Secure the paper rose petals with wire. Cut a roughly 10 centimeter piece of thin-gauge wire. Wrap the wire underneath the rose where the petals twist together. Fluff the bottom petals over the wire to disguise it.
Creating Closed Flowers
Select your tissue paper. Keep in mind that these flowers will be made of a single sheet each. You won't be able to make multicolored roses like you can with open flowers unless you use patterned paper. Start with whatever size tissue paper you can find. Typical craft tissue paper sizes are around 50 square centimeters.
Rumple one sheet of tissue paper. Crumple the paper into a ball. The wrinkled texture will give your rose volume. Be careful not to tear the paper.
Smooth the paper back out and cut it in half. If your paper is a rectangle, cut it lengthwise. Each half can make its own flower. Take one half and fold it in half again lengthwise.
Roll the paper into a rose. Keep the folded edge on top. Take the bottom corner and begin rolling the paper like a cinnamon roll. Move the paper lower as you go so that the center of the rose is slightly higher than the gradually sloping outer layer.

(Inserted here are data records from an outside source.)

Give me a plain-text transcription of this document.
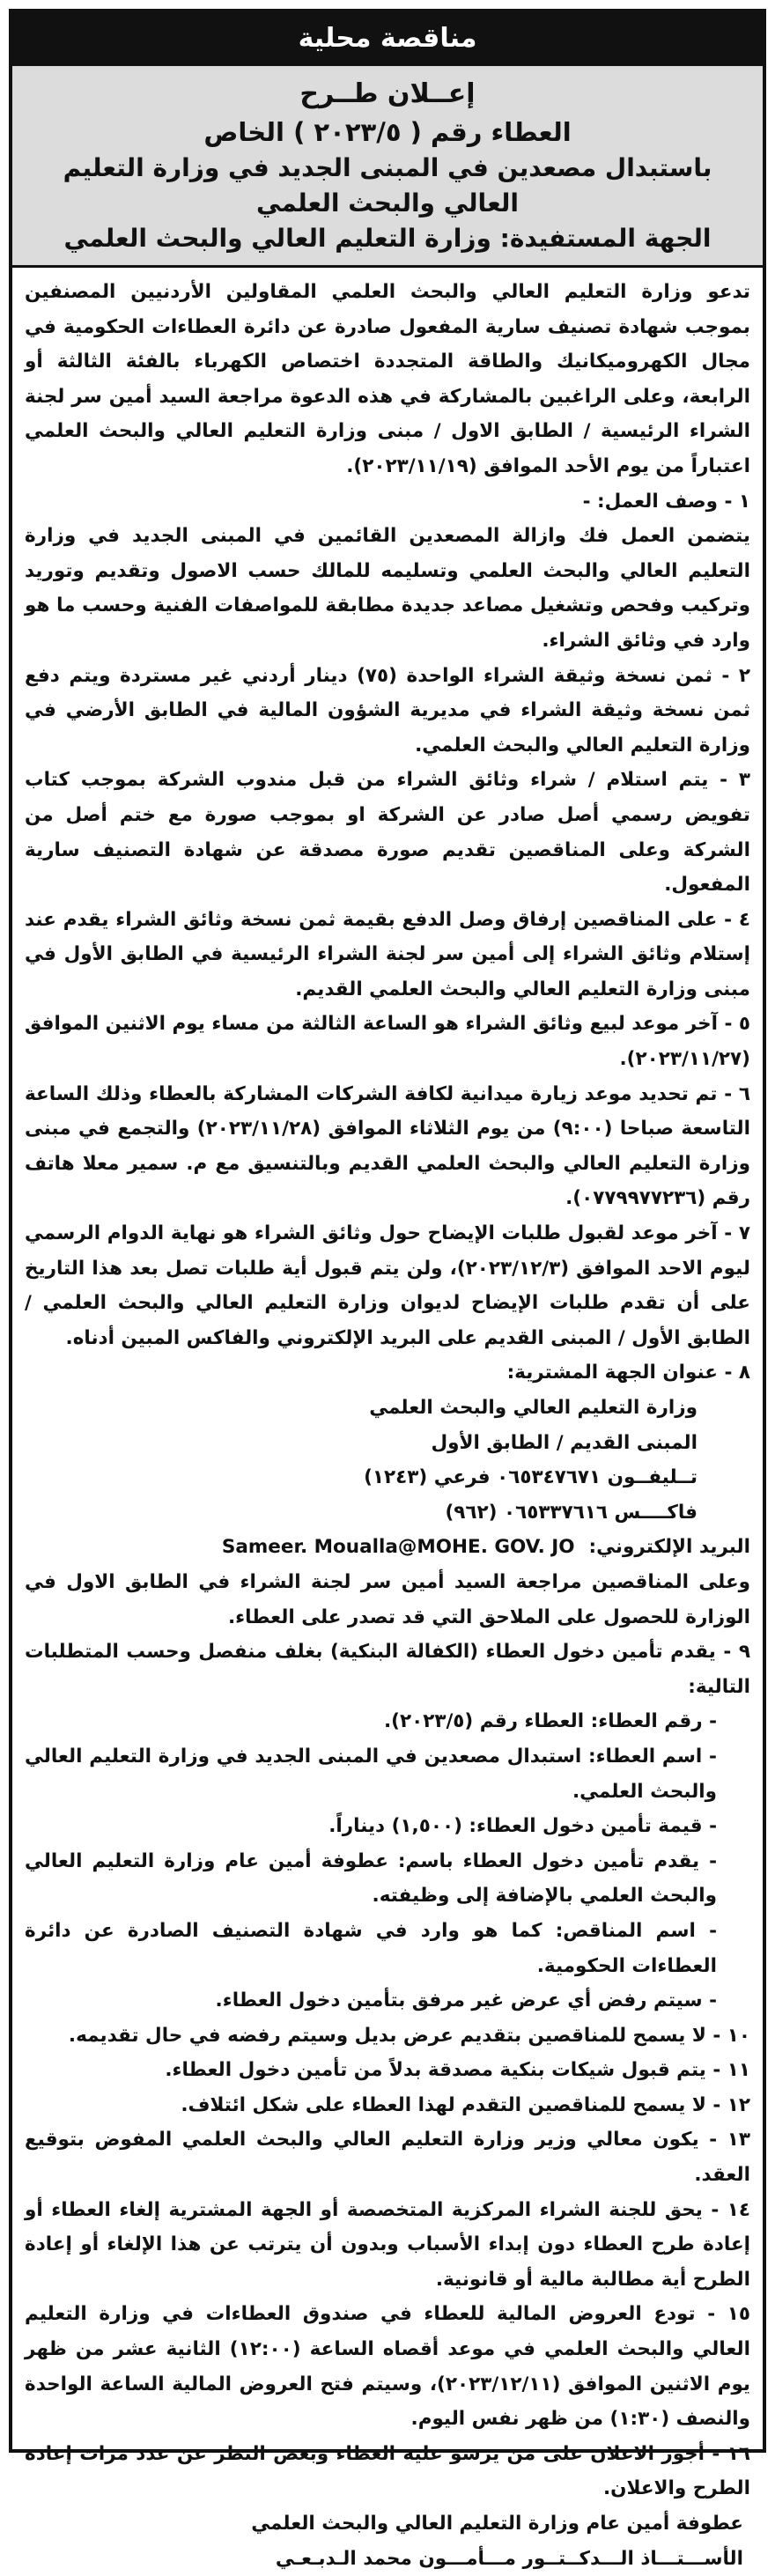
مناقصة محلية
إعــلان طــرح
العطاء رقم ( ٢٠٢٣/٥ ) الخاص
باستبدال مصعدين في المبنى الجديد في وزارة التعليم العالي والبحث العلمي
الجهة المستفيدة: وزارة التعليم العالي والبحث العلمي

تدعو وزارة التعليم العالي والبحث العلمي المقاولين الأردنيين المصنفين بموجب شهادة تصنيف سارية المفعول صادرة عن دائرة العطاءات الحكومية في مجال الكهروميكانيك والطاقة المتجددة اختصاص الكهرباء بالفئة الثالثة أو الرابعة، وعلى الراغبين بالمشاركة في هذه الدعوة مراجعة السيد أمين سر لجنة الشراء الرئيسية / الطابق الاول / مبنى وزارة التعليم العالي والبحث العلمي اعتباراً من يوم الأحد الموافق (٢٠٢٣/١١/١٩).

١ - وصف العمل: -

يتضمن العمل فك وازالة المصعدين القائمين في المبنى الجديد في وزارة التعليم العالي والبحث العلمي وتسليمه للمالك حسب الاصول وتقديم وتوريد وتركيب وفحص وتشغيل مصاعد جديدة مطابقة للمواصفات الفنية وحسب ما هو وارد في وثائق الشراء.

٢ - ثمن نسخة وثيقة الشراء الواحدة (٧٥) دينار أردني غير مستردة ويتم دفع ثمن نسخة وثيقة الشراء في مديرية الشؤون المالية في الطابق الأرضي في وزارة التعليم العالي والبحث العلمي.

٣ - يتم استلام / شراء وثائق الشراء من قبل مندوب الشركة بموجب كتاب تفويض رسمي أصل صادر عن الشركة او بموجب صورة مع ختم أصل من الشركة وعلى المناقصين تقديم صورة مصدقة عن شهادة التصنيف سارية المفعول.

٤ - على المناقصين إرفاق وصل الدفع بقيمة ثمن نسخة وثائق الشراء يقدم عند إستلام وثائق الشراء إلى أمين سر لجنة الشراء الرئيسية في الطابق الأول في مبنى وزارة التعليم العالي والبحث العلمي القديم.

٥ - آخر موعد لبيع وثائق الشراء هو الساعة الثالثة من مساء يوم الاثنين الموافق (٢٠٢٣/١١/٢٧).

٦ - تم تحديد موعد زيارة ميدانية لكافة الشركات المشاركة بالعطاء وذلك الساعة التاسعة صباحا (٩:٠٠) من يوم الثلاثاء الموافق (٢٠٢٣/١١/٢٨) والتجمع في مبنى وزارة التعليم العالي والبحث العلمي القديم وبالتنسيق مع م. سمير معلا هاتف رقم (٠٧٧٩٩٧٧٢٣٦).

٧ - آخر موعد لقبول طلبات الإيضاح حول وثائق الشراء هو نهاية الدوام الرسمي ليوم الاحد الموافق (٢٠٢٣/١٢/٣)، ولن يتم قبول أية طلبات تصل بعد هذا التاريخ على أن تقدم طلبات الإيضاح لديوان وزارة التعليم العالي والبحث العلمي / الطابق الأول / المبنى القديم على البريد الإلكتروني والفاكس المبين أدناه.

٨ - عنوان الجهة المشترية:

وزارة التعليم العالي والبحث العلمي

المبنى القديم / الطابق الأول

تــليفــون ٠٦٥٣٤٧٦٧١ فرعي (١٢٤٣)

فاكــــس ٠٦٥٣٣٧٦١٦ (٩٦٢)

البريد الإلكتروني:
Sameer. Moualla@MOHE. GOV. JO

وعلى المناقصين مراجعة السيد أمين سر لجنة الشراء في الطابق الاول في الوزارة للحصول على الملاحق التي قد تصدر على العطاء.

٩ - يقدم تأمين دخول العطاء (الكفالة البنكية) بغلف منفصل وحسب المتطلبات التالية:

- رقم العطاء: العطاء رقم (٢٠٢٣/٥).

- اسم العطاء: استبدال مصعدين في المبنى الجديد في وزارة التعليم العالي والبحث العلمي.

- قيمة تأمين دخول العطاء: (١,٥٠٠) ديناراً.

- يقدم تأمين دخول العطاء باسم: عطوفة أمين عام وزارة التعليم العالي والبحث العلمي بالإضافة إلى وظيفته.

- اسم المناقص: كما هو وارد في شهادة التصنيف الصادرة عن دائرة العطاءات الحكومية.

- سيتم رفض أي عرض غير مرفق بتأمين دخول العطاء.

١٠ - لا يسمح للمناقصين بتقديم عرض بديل وسيتم رفضه في حال تقديمه.

١١ - يتم قبول شيكات بنكية مصدقة بدلاً من تأمين دخول العطاء.

١٢ - لا يسمح للمناقصين التقدم لهذا العطاء على شكل ائتلاف.

١٣ - يكون معالي وزير وزارة التعليم العالي والبحث العلمي المفوض بتوقيع العقد.

١٤ - يحق للجنة الشراء المركزية المتخصصة أو الجهة المشترية إلغاء العطاء أو إعادة طرح العطاء دون إبداء الأسباب وبدون أن يترتب عن هذا الإلغاء أو إعادة الطرح أية مطالبة مالية أو قانونية.

١٥ - تودع العروض المالية للعطاء في صندوق العطاءات في وزارة التعليم العالي والبحث العلمي في موعد أقصاه الساعة (١٢:٠٠) الثانية عشر من ظهر يوم الاثنين الموافق (٢٠٢٣/١٢/١١)، وسيتم فتح العروض المالية الساعة الواحدة والنصف (١:٣٠) من ظهر نفس اليوم.

١٦ - أجور الاعلان على من يرسو عليه العطاء وبغض النظر عن عدد مرات إعادة الطرح والاعلان.

عطوفة أمين عام وزارة التعليم العالي والبحث العلمي

الأســـتـــاذ الـــدكــتــور مـــأمـــون محمد الـدبـعـي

Secure the flower. Finish rolling the paper by twisting the last edge tightly under the bottom of the flower. Wrap either a small piece of thin-gauge wire or a green pipe cleaner around the bottom tip to hold the blossom in place. You may also gently insert a wooden dowel through the bottom to both act as support and the base of the stem.
Constructing the Stem
Measure and cut a roughly 84 centimeter long piece of heavy wire. Be sure not to leave jagged ends where you cut. Sharps ends can both prick you and tear the paper rose. A shorter green pipe cleaner may be used instead of heavy wire.
Fold the wire into thirds to make it the right thickness for a stem. Twist the wires together for a neater look. If you have trouble doing this by hand, use a pair of pliers. Wrap green florist tape around the wire to cover it completely. If you're using pipe cleaner, skip this step.
Cut out the leaves. Use green tissue paper. Cut out four ovals per flower in the shape of a leaf. The leaves should be as long as either the diameter of the petals for the open flower or the height of the quartered tissue paper for the closed rose.
Roll the leaves around a pen. Bunch the leaves over the bottom end of a pen as described in Step 3 of Method 1. Curling them slightly gives them a more realistic look. Focus the curve towards one end of the leaves to mimic the main vein of a real leaf.
Wrap the wire or pipe cleaner around the bottom of the flower. Coil it tightly to keep the tissue paper from peaking through. Once the bottom of the rose is covered, start to twist the stem loosely instead. Keep twisting until the stem is about three centimeters long.
Add the leaves. Pinch one end of a leaf and twist the stem around it. Give the stem another few twists, and then add a second leaf. Continue this pattern for the remaining leaves. After all leaves have been added, continue making loose twists with the wire or pipe cleaner until you reach its end.